BOWLING GREEN — Glen R. Frey, who brought the discipline of climatology to university students as he for decades collected the measures of local weather, died Tuesday in Advanced Specialty Hospital, Toledo. He was 72.
The cause of death was not known. He was in poor health for several months, his son, Kurt, said.
Mr. Frey retired in 2006 as an associate professor of geography after 38 years at Bowling Green State University. In recognition of distinguished service, BGSU trustees granted him emeritus status.
He taught a core group of weather-related courses. He analyzed maps and charts and directed a crew of graduate and undergraduate students who collected 20 or more daily weather and climate measurements from equipment outside Hanna Hall on campus. With that archive of data, he often was asked for his take on the weather by reporters — but also by biologists who needed precipitation data to help with mosquito counts; shippers dependent on an accurate forecast of dry weather, and lawyers seeking accurate readings of wind and hail and temperature for damage suits. For instance, local storm data might vary greatly from readings taken by the National Weather Service at Toledo Express Airport, Mr. Frey told The Blade in 1983.
“A summer thunderstorm may be only 10 miles wide, and the weather bureau is 25 miles away,” Mr. Frey told The Blade.
“He had the intellect for that kind of science,” said Alvar Carlson, a former department chairman and retired professor of geography. “We spent many hours talking about all sorts of things. He was a good listener.”
Mr. Frey enjoyed teaching the small classes in map and chart reading and weather forecasting, his son said, and he was an enthusiast for archiving the data collected at BGSU over decades.
“He persevered. He was very dedicated and exacting in the work he did,” his son said. “There definitely were no shortcuts.”
And he just plain enjoyed following the weather. He never saw a tornado and didn’t chase storms. But during vivid late-night lightning displays, he regularly awakened his young son so they could watch together.
Mr. Frey wasn’t particularly computer savvy, his son said, but as technology took an increasing role later in his career, he advised students who planned to make meteorology their life’s work to major in physics or computer science and minor in meteorology.
Several hundred students took basic courses in weather and climate annually, and those who had the notion that they’d found an easy way to meet their science requirement quickly learned otherwise.
“He had very high standards, which I really appreciated as chairman of the department for 10 years,” Mr. Carlson said.
Mr. Frey’s son added: “He did not tolerate people who were there just for the grade.
“He could be a gruff and demanding person,“ his son said. “If you worked with him and put a lot of work in, he was an old softy.”
He was a member of the American Meteorological Society; the American Geophysical Union; the American Water Resources Association, and the Association of American Geographers.
He was born Dec. 7, 1940, to Rose and Otway Frey in Milwaukee, where he grew up. He received a bachelor of science degree in mathematics and a master’s degree in physical geography from the University of Wisconsin-Milwaukee. He had a doctorate in climatology from the University of Wisconsin in Milwaukee and Madison.

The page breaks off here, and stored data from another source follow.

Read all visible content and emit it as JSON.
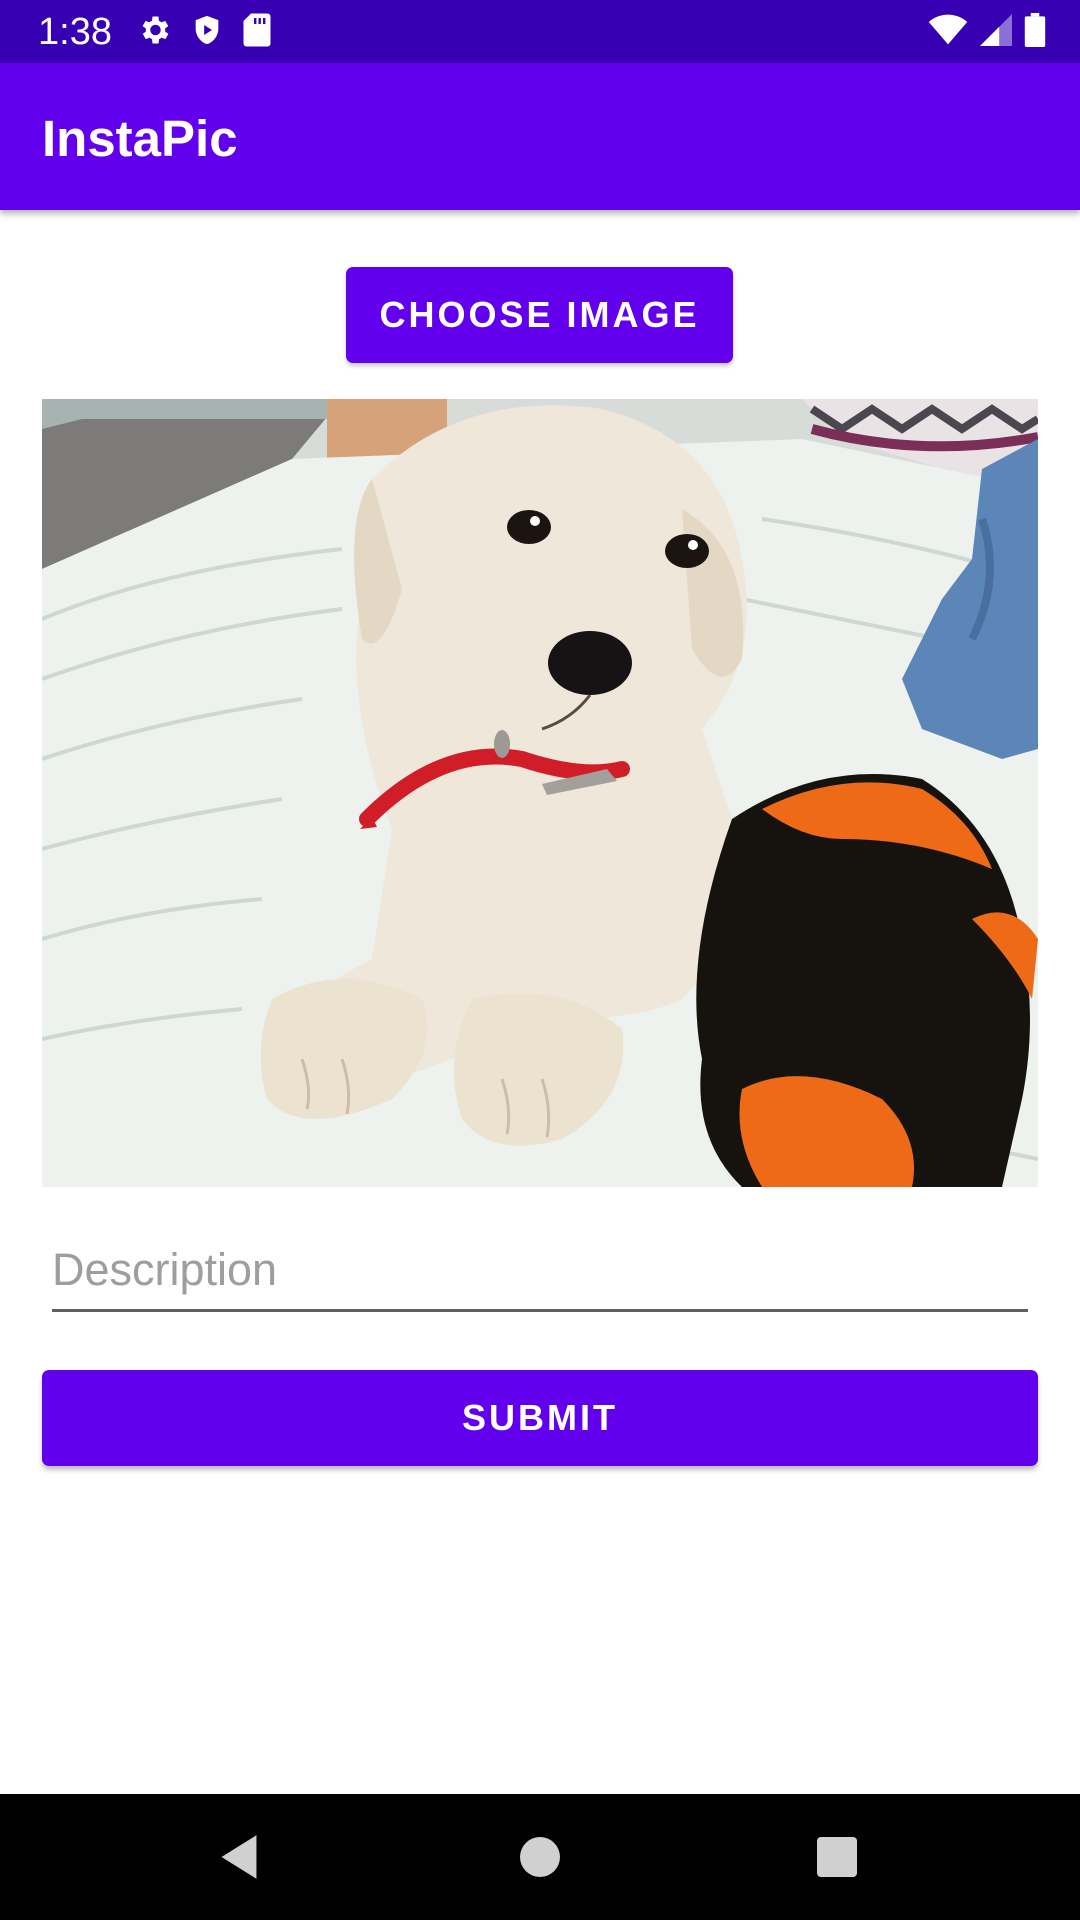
{
  "status_bar": {
    "time": "1:38",
    "left_icons": [
      "settings-icon",
      "shield-icon",
      "sd-card-icon"
    ],
    "right_icons": [
      "wifi-icon",
      "cell-signal-icon",
      "battery-icon"
    ],
    "background_color": "#3700b3"
  },
  "app_bar": {
    "title": "InstaPic",
    "background_color": "#6200ee"
  },
  "main": {
    "choose_image_label": "CHOOSE IMAGE",
    "photo_subject": "puppy-photo",
    "description": {
      "value": "",
      "placeholder": "Description"
    },
    "submit_label": "SUBMIT"
  },
  "nav_bar": {
    "buttons": [
      "back-icon",
      "home-icon",
      "recents-icon"
    ]
  },
  "colors": {
    "primary": "#6200ee",
    "primary_dark": "#3700b3",
    "placeholder": "#9e9e9e"
  }
}
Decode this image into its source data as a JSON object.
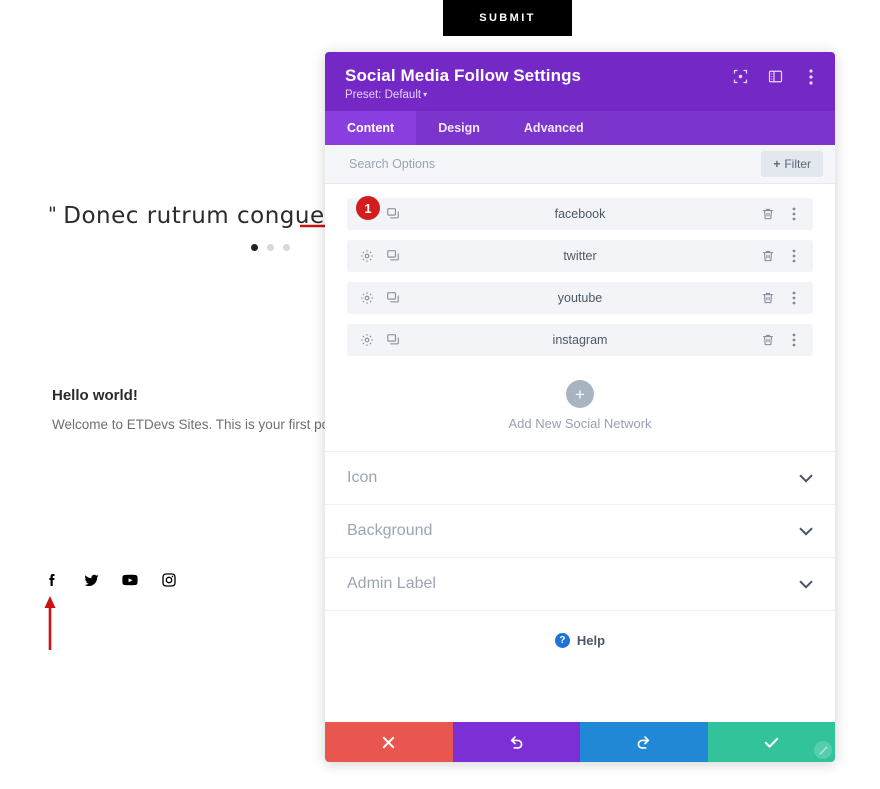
{
  "page": {
    "submit_button": "SUBMIT",
    "testimonial_quote_mark": "\"",
    "testimonial_text": "Donec rutrum congue leo e",
    "slider_dots": [
      "active",
      "inactive",
      "inactive"
    ],
    "post_title": "Hello world!",
    "post_body": "Welcome to ETDevs Sites. This is your first post. E",
    "social_icons": [
      {
        "name": "facebook-icon",
        "glyph": "f"
      },
      {
        "name": "twitter-icon",
        "glyph": "twitter"
      },
      {
        "name": "youtube-icon",
        "glyph": "youtube"
      },
      {
        "name": "instagram-icon",
        "glyph": "instagram"
      }
    ]
  },
  "annotations": {
    "badge_number": "1",
    "badge_color": "#d31c1c",
    "arrow_color": "#cc1111"
  },
  "panel": {
    "title": "Social Media Follow Settings",
    "preset_label": "Preset: Default",
    "preset_caret": "▾",
    "header_icons": [
      {
        "name": "focus-target-icon"
      },
      {
        "name": "panel-layout-icon"
      },
      {
        "name": "more-vertical-icon"
      }
    ],
    "tabs": [
      {
        "label": "Content",
        "active": true
      },
      {
        "label": "Design",
        "active": false
      },
      {
        "label": "Advanced",
        "active": false
      }
    ],
    "search": {
      "placeholder": "Search Options",
      "value": ""
    },
    "filter_button": {
      "plus": "+",
      "label": "Filter"
    },
    "networks": [
      {
        "name": "facebook"
      },
      {
        "name": "twitter"
      },
      {
        "name": "youtube"
      },
      {
        "name": "instagram"
      }
    ],
    "add_network": {
      "plus": "+",
      "label": "Add New Social Network"
    },
    "sections": [
      {
        "title": "Icon"
      },
      {
        "title": "Background"
      },
      {
        "title": "Admin Label"
      }
    ],
    "help": {
      "mark": "?",
      "label": "Help"
    },
    "actions": [
      {
        "name": "cancel-button",
        "color": "#e8564f"
      },
      {
        "name": "undo-button",
        "color": "#7b2fd4"
      },
      {
        "name": "redo-button",
        "color": "#2088d4"
      },
      {
        "name": "save-button",
        "color": "#32c39a"
      }
    ]
  }
}
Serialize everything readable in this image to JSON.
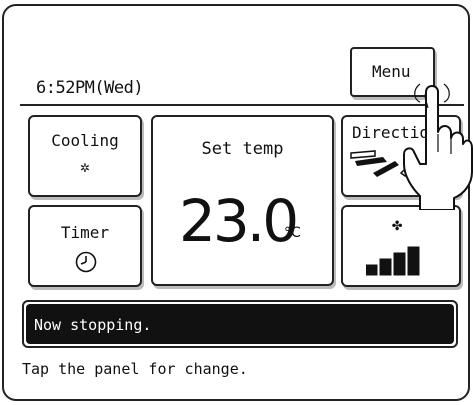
{
  "header": {
    "clock": "6:52PM(Wed)",
    "menu_label": "Menu"
  },
  "tiles": {
    "mode": {
      "label": "Cooling",
      "icon": "snowflake-icon",
      "glyph": "✲"
    },
    "set_temp": {
      "label": "Set temp",
      "value": "23.0",
      "unit": "°C"
    },
    "direction": {
      "label": "Direction",
      "icon": "louver-direction-icon"
    },
    "timer": {
      "label": "Timer",
      "icon": "clock-icon"
    },
    "fan": {
      "icon": "fan-icon",
      "glyph": "✤",
      "speed_levels_filled": 4,
      "speed_levels_total": 4
    }
  },
  "status": {
    "message": "Now stopping."
  },
  "hint": "Tap the panel for change."
}
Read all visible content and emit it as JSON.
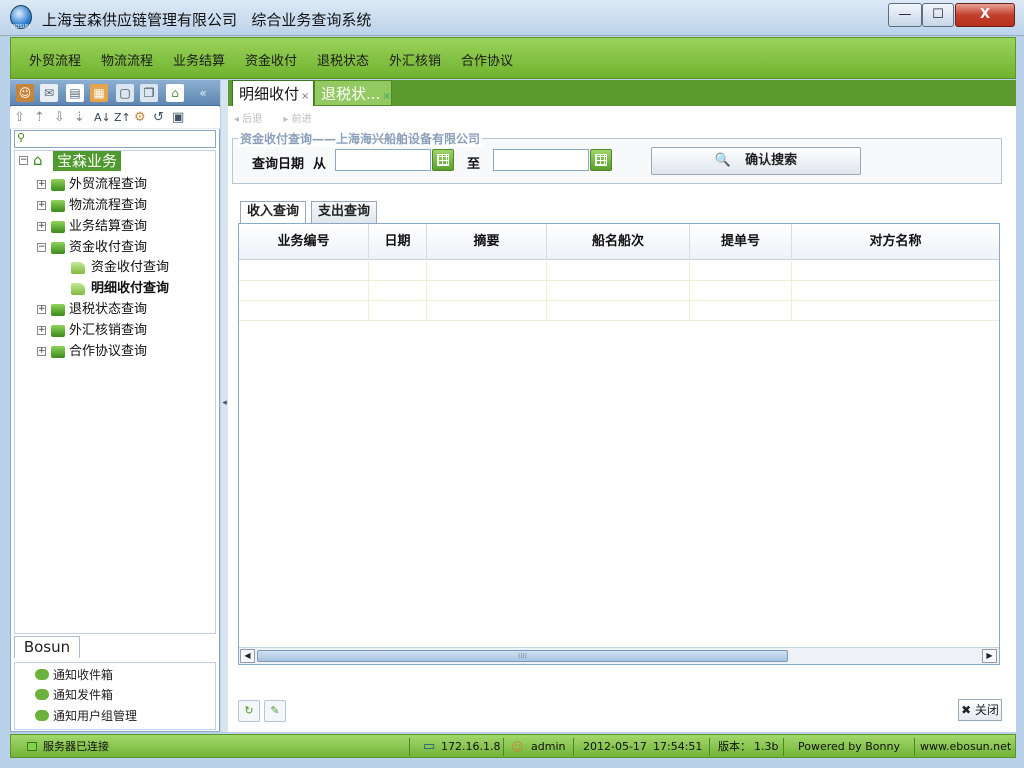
{
  "window": {
    "app_name": "上海宝森供应链管理有限公司",
    "subtitle": "综合业务查询系统",
    "logo_text": "BOSUN",
    "min_label": "—",
    "max_label": "☐",
    "close_label": "X"
  },
  "menu": {
    "items": [
      {
        "label": "外贸流程"
      },
      {
        "label": "物流流程"
      },
      {
        "label": "业务结算"
      },
      {
        "label": "资金收付"
      },
      {
        "label": "退税状态"
      },
      {
        "label": "外汇核销"
      },
      {
        "label": "合作协议"
      }
    ]
  },
  "left_toolbar": {
    "collapse_label": "«"
  },
  "tree": {
    "root": {
      "label": "宝森业务"
    },
    "items": [
      {
        "label": "外贸流程查询"
      },
      {
        "label": "物流流程查询"
      },
      {
        "label": "业务结算查询"
      },
      {
        "label": "资金收付查询"
      },
      {
        "label": "资金收付查询"
      },
      {
        "label": "明细收付查询"
      },
      {
        "label": "退税状态查询"
      },
      {
        "label": "外汇核销查询"
      },
      {
        "label": "合作协议查询"
      }
    ]
  },
  "bosun": {
    "tab_label": "Bosun",
    "items": [
      {
        "label": "通知收件箱"
      },
      {
        "label": "通知发件箱"
      },
      {
        "label": "通知用户组管理"
      }
    ]
  },
  "tabs": [
    {
      "label": "明细收付",
      "close": "×"
    },
    {
      "label": "退税状...",
      "close": "×"
    }
  ],
  "content": {
    "nav_back": "◂ 后退",
    "nav_forward": "▸ 前进",
    "legend": "资金收付查询——上海海兴船舶设备有限公司",
    "date_label": "查询日期",
    "from_label": "从",
    "to_label": "至",
    "date_from_value": "",
    "date_to_value": "",
    "search_label": "确认搜索",
    "search_icon": "🔍",
    "subtabs": [
      {
        "label": "收入查询"
      },
      {
        "label": "支出查询"
      }
    ],
    "columns": [
      {
        "label": "业务编号"
      },
      {
        "label": "日期"
      },
      {
        "label": "摘要"
      },
      {
        "label": "船名船次"
      },
      {
        "label": "提单号"
      },
      {
        "label": "对方名称"
      }
    ],
    "scroll_left": "◀",
    "scroll_right": "▶",
    "scroll_grip": "⁞⁞⁞⁞",
    "refresh_icon": "↻",
    "export_icon": "✎",
    "close_label": "✖ 关闭"
  },
  "status": {
    "server": "服务器已连接",
    "ip": "172.16.1.8",
    "user": "admin",
    "date": "2012-05-17",
    "time": "17:54:51",
    "version_label": "版本：",
    "version": "1.3b",
    "powered": "Powered by Bonny",
    "website": "www.ebosun.net"
  },
  "colors": {
    "accent_green": "#6fb22e",
    "tree_root_bg": "#4f9a2e",
    "window_blue": "#b9d2e9"
  }
}
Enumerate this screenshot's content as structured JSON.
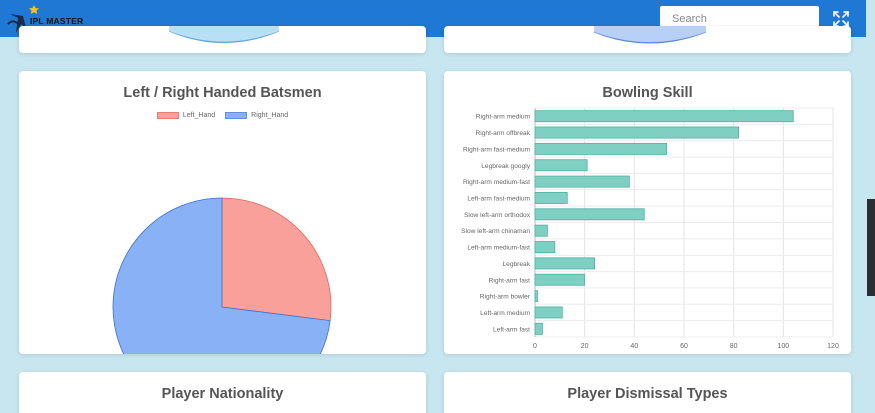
{
  "app": {
    "logo_text": "IPL MASTER"
  },
  "search": {
    "placeholder": "Search",
    "value": ""
  },
  "colors": {
    "topbar": "#1e78d4",
    "background": "#c7e6ef",
    "left_hand": "#f9a09a",
    "right_hand": "#88b2f5",
    "bar_fill": "#7fcfc2",
    "bar_stroke": "#4fb3a3"
  },
  "icons": {
    "logo": "ipl-logo-icon",
    "fullscreen": "fullscreen-icon"
  },
  "cards": {
    "batsmen": {
      "title": "Left / Right Handed Batsmen"
    },
    "bowling": {
      "title": "Bowling Skill"
    },
    "nationality": {
      "title": "Player Nationality"
    },
    "dismissal": {
      "title": "Player Dismissal Types"
    }
  },
  "chart_data": [
    {
      "type": "pie",
      "title": "Left / Right Handed Batsmen",
      "legend_position": "top",
      "slices": [
        {
          "name": "Left_Hand",
          "value": 27
        },
        {
          "name": "Right_Hand",
          "value": 73
        }
      ]
    },
    {
      "type": "bar",
      "orientation": "horizontal",
      "title": "Bowling Skill",
      "categories": [
        "Right-arm medium",
        "Right-arm offbreak",
        "Right-arm fast-medium",
        "Legbreak googly",
        "Right-arm medium-fast",
        "Left-arm fast-medium",
        "Slow left-arm orthodox",
        "Slow left-arm chinaman",
        "Left-arm medium-fast",
        "Legbreak",
        "Right-arm fast",
        "Right-arm bowler",
        "Left-arm medium",
        "Left-arm fast"
      ],
      "values": [
        104,
        82,
        53,
        21,
        38,
        13,
        44,
        5,
        8,
        24,
        20,
        1,
        11,
        3
      ],
      "xlim": [
        0,
        120
      ],
      "x_ticks": [
        "0",
        "20",
        "40",
        "60",
        "80",
        "100",
        "120"
      ],
      "grid": true
    }
  ]
}
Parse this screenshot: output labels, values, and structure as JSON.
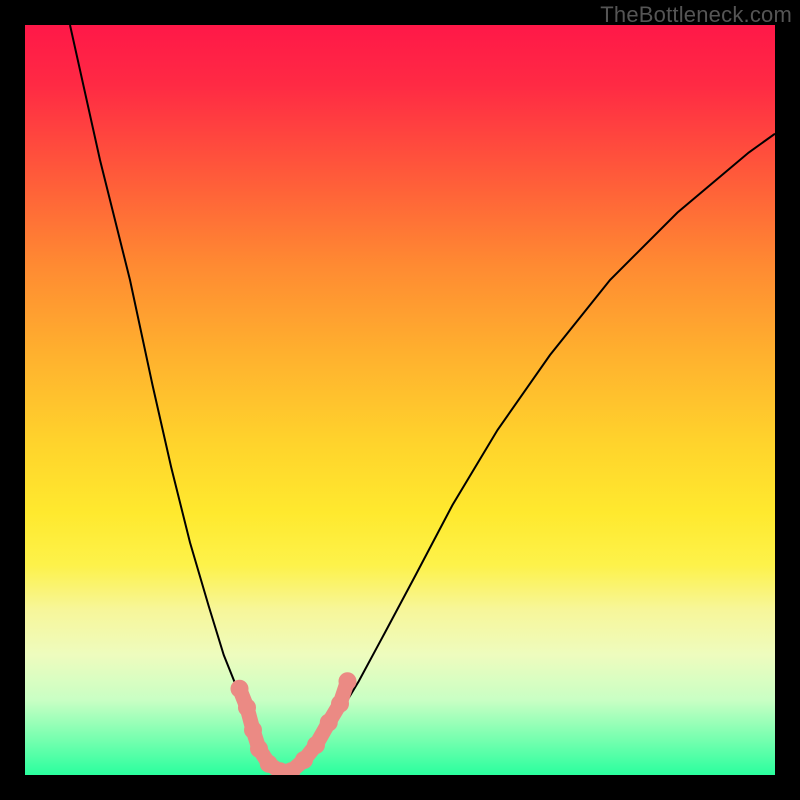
{
  "watermark": "TheBottleneck.com",
  "chart_data": {
    "type": "line",
    "title": "",
    "xlabel": "",
    "ylabel": "",
    "xlim": [
      0,
      1
    ],
    "ylim": [
      0,
      1
    ],
    "x": [
      0.0,
      0.05,
      0.1,
      0.15,
      0.2,
      0.225,
      0.25,
      0.275,
      0.3,
      0.325,
      0.35,
      0.375,
      0.4,
      0.45,
      0.5,
      0.55,
      0.6,
      0.65,
      0.7,
      0.75,
      0.8,
      0.85,
      0.9,
      0.95,
      1.0
    ],
    "series": [
      {
        "name": "left-branch",
        "x": [
          0.06,
          0.1,
          0.14,
          0.17,
          0.195,
          0.22,
          0.245,
          0.265,
          0.285,
          0.3,
          0.315,
          0.33,
          0.34
        ],
        "y": [
          1.0,
          0.82,
          0.66,
          0.52,
          0.41,
          0.31,
          0.225,
          0.16,
          0.11,
          0.07,
          0.04,
          0.015,
          0.005
        ]
      },
      {
        "name": "right-branch",
        "x": [
          0.36,
          0.375,
          0.395,
          0.415,
          0.445,
          0.48,
          0.52,
          0.57,
          0.63,
          0.7,
          0.78,
          0.87,
          0.965,
          1.0
        ],
        "y": [
          0.005,
          0.02,
          0.045,
          0.075,
          0.125,
          0.19,
          0.265,
          0.36,
          0.46,
          0.56,
          0.66,
          0.75,
          0.83,
          0.855
        ]
      }
    ],
    "markers": {
      "description": "salmon dotted segment near trough",
      "points": [
        {
          "x": 0.286,
          "y": 0.115
        },
        {
          "x": 0.296,
          "y": 0.09
        },
        {
          "x": 0.304,
          "y": 0.06
        },
        {
          "x": 0.312,
          "y": 0.035
        },
        {
          "x": 0.325,
          "y": 0.015
        },
        {
          "x": 0.34,
          "y": 0.005
        },
        {
          "x": 0.355,
          "y": 0.005
        },
        {
          "x": 0.372,
          "y": 0.02
        },
        {
          "x": 0.388,
          "y": 0.04
        },
        {
          "x": 0.405,
          "y": 0.07
        },
        {
          "x": 0.42,
          "y": 0.095
        },
        {
          "x": 0.43,
          "y": 0.125
        }
      ]
    }
  }
}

He liked construction and working with his hands. The goal wasn’t perfection in a first effort, but to return for a second or third attempt.
“He contributed a lot to building and maintaining my parents’ house in Bowling Green,” his son said. "He didn’t do electrical work, but he did a lot of carpentry and the cabinets and woodwork and a good deal of the masonry.
“He was very much a systematic person — do it by the book, and learn what you’re doing along the way."
His wife, Dorothy Frey, died Feb 21, 2010. The couple married Aug. 19, 1972.
Surviving is his son, Kurt Frey.
Visitation will be from 9-11 a.m. today in the Dunn Funeral Home, Bowling Green. Services will be private.
The family suggests tributes to the BGSU department of geography.